No other structuring was observed in these networks. Networks were not coded according to sample provenance, as a fine-scale population analysis was not the objective of the present study. To further investigate whether any nuclear intron structure or differentiation exists between Adélie penguin colonies, sampling sizes of introns for each colony need to be increased by at least ten individuals, and further loci should be added. However, considering evidence for sporadic gene flow between Adélie penguin colonies (DUGGER et al. 2010; SHEPHERD et al. 2005), it is unlikely

that any genetic structuring at the nuclear level would be evident. This finding supports prior research using microsatellite markers that also failed to find any evidence of structure among Ross Sea colonies (ROEDER et al. 2001).

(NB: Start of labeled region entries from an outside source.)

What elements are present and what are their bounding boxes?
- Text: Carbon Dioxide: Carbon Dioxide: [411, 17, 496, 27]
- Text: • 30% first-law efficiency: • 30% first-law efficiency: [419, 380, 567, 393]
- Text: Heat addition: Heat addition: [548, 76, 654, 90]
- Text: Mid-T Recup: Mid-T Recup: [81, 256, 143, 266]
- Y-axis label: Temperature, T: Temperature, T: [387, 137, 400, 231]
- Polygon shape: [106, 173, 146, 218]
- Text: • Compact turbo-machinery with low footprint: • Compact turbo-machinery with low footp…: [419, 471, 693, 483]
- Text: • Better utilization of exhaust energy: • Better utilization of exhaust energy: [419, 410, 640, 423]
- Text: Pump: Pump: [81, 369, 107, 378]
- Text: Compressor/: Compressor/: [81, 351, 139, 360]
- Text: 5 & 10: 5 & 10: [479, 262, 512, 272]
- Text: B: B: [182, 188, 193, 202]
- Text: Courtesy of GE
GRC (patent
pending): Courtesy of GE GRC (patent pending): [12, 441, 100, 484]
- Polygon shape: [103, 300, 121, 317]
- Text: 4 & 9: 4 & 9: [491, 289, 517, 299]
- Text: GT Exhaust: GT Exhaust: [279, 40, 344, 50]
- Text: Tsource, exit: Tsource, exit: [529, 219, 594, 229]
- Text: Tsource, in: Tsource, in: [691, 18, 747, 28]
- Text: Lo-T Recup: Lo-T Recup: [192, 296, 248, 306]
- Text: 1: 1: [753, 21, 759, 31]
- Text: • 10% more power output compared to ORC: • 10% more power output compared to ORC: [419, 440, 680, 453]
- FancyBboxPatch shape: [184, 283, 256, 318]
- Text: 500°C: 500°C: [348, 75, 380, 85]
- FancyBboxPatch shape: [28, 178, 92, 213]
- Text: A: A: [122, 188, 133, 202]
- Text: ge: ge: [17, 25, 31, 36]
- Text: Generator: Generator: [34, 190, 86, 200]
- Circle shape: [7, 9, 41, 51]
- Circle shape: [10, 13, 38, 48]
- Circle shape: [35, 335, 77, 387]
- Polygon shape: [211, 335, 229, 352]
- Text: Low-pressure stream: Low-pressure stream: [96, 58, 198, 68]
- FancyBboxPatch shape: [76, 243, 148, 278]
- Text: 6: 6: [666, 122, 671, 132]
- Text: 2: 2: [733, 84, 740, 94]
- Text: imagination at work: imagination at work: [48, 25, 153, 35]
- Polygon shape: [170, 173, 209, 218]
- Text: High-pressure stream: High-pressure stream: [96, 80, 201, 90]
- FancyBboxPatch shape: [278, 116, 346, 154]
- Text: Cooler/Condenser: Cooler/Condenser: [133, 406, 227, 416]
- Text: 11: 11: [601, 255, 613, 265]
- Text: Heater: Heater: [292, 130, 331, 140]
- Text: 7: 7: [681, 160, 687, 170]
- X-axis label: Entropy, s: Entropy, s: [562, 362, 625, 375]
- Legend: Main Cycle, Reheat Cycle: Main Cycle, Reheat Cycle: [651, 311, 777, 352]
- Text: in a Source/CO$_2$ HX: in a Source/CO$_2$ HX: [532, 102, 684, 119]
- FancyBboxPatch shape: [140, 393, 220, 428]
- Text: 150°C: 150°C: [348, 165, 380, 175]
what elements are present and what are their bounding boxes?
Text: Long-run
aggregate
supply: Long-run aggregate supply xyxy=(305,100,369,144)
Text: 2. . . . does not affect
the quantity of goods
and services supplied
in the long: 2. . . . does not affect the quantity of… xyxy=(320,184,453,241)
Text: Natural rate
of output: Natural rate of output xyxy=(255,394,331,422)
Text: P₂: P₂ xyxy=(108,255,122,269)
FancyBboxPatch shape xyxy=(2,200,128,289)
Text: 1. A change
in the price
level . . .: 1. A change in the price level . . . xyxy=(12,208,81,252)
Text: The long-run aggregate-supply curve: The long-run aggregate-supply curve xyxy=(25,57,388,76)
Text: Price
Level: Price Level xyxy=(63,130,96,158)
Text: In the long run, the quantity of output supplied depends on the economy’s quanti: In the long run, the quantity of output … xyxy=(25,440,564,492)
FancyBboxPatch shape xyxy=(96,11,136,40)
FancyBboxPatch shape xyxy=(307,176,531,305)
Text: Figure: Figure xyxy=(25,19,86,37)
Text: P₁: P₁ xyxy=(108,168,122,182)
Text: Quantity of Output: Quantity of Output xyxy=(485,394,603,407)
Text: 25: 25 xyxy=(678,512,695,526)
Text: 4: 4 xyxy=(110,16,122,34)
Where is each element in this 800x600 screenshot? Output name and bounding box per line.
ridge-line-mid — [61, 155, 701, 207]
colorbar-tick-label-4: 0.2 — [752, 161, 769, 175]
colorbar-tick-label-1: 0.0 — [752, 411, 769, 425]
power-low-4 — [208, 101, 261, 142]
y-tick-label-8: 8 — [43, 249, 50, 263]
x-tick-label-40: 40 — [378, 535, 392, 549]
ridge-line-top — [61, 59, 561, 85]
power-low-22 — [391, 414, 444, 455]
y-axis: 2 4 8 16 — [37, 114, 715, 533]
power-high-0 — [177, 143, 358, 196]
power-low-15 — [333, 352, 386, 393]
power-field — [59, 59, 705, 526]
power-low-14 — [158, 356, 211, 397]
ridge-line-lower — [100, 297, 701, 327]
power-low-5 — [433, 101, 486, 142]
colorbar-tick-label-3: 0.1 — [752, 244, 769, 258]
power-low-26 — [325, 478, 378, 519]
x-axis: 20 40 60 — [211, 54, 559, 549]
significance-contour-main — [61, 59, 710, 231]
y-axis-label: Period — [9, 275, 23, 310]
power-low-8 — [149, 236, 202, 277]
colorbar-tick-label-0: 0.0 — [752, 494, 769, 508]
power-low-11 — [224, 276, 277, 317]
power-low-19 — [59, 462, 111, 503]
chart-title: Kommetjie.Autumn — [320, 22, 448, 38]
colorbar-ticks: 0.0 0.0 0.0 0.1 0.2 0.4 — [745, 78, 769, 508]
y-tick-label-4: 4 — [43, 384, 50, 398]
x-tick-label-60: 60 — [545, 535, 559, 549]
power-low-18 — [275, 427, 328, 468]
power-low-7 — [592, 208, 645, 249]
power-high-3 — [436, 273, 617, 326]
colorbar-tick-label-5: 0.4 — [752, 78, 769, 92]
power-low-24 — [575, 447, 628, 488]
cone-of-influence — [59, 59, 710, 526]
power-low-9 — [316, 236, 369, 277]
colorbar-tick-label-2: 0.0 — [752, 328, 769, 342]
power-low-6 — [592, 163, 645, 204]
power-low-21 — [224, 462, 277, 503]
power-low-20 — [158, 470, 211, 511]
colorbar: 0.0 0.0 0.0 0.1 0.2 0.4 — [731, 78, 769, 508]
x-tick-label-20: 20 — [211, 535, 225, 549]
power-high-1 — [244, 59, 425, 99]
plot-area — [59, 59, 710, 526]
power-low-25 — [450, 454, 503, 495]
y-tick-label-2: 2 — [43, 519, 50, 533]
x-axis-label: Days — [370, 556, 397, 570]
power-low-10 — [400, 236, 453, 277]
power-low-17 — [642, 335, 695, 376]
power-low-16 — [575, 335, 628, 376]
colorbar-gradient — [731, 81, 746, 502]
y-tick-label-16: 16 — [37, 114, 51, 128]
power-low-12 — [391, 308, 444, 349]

Analysis carried out in this study indicated a probable historical demographic expansion. Haplotype networks were mostly star-shaped, which is thought to be characteristic of expanding populations (SLATKIN and HUDSON 1991). In support of this hypothesis, negative and significant Tajima’s D and Fu’s Fs were found for four of the introns, while Fu and Li’s F*

and D*

were non-significant. The mismatch distributions failed to reject the sudden expansion model, and growth estimates from

LAMARC were large and different from zero for two of the markers (for two others,

confidence intervals included zero, while marker AK1i5 did not support growth). Interestingly, the three markers showing evidence of recombination were those that least supported population expansion. Further sampling, identification of recombinants, and re-analysis with recombinant-free alignments could aid in determining whether the effect of recombination is masking the signature of demographic growth. While individually these tests may not be enough to distinguish between selection or demographic effects, and further LAMARC runs could be carried

out to increase confidence in the estimates obtained, taken together they indicate that Adélie penguins have the signature of an expanding population at nuclear loci as well as at the mitochondrial genome. Due to the difference in coalescence times for nuclear and mitochondrial regions, it is likely that they are identifying separate expansion events, since each glacial Antarctic cycle probably resulted in repeated population bottlenecks due to the loss of ice-free breeding areas (RITCHIE et al. 2004). Depending on the mutation rate used, the estimated times since expansion varied drastically. Averaged over the five loci, these values ranged from 1.95 Mya to 6.14 Mya. This range is wider still if one takes the confidence intervals into account (6.23 kya – 38.3 Mya). As a result, this reported time to expansion cannot be accurately determined at present. However, even the most recent estimate of time to expansion is well outside the confidence intervals for the divergence between the A and RS mitochondrial lineages (upper limit, 122 kya), which would have predated Adélie penguin expansion after the last glacial maximum. Almost certainly the signature of expansion reported here for nuclear introns originates from earlier population contractions and expansions. This illustrates the importance of using molecular markers that reflect different time periods within population history of a species.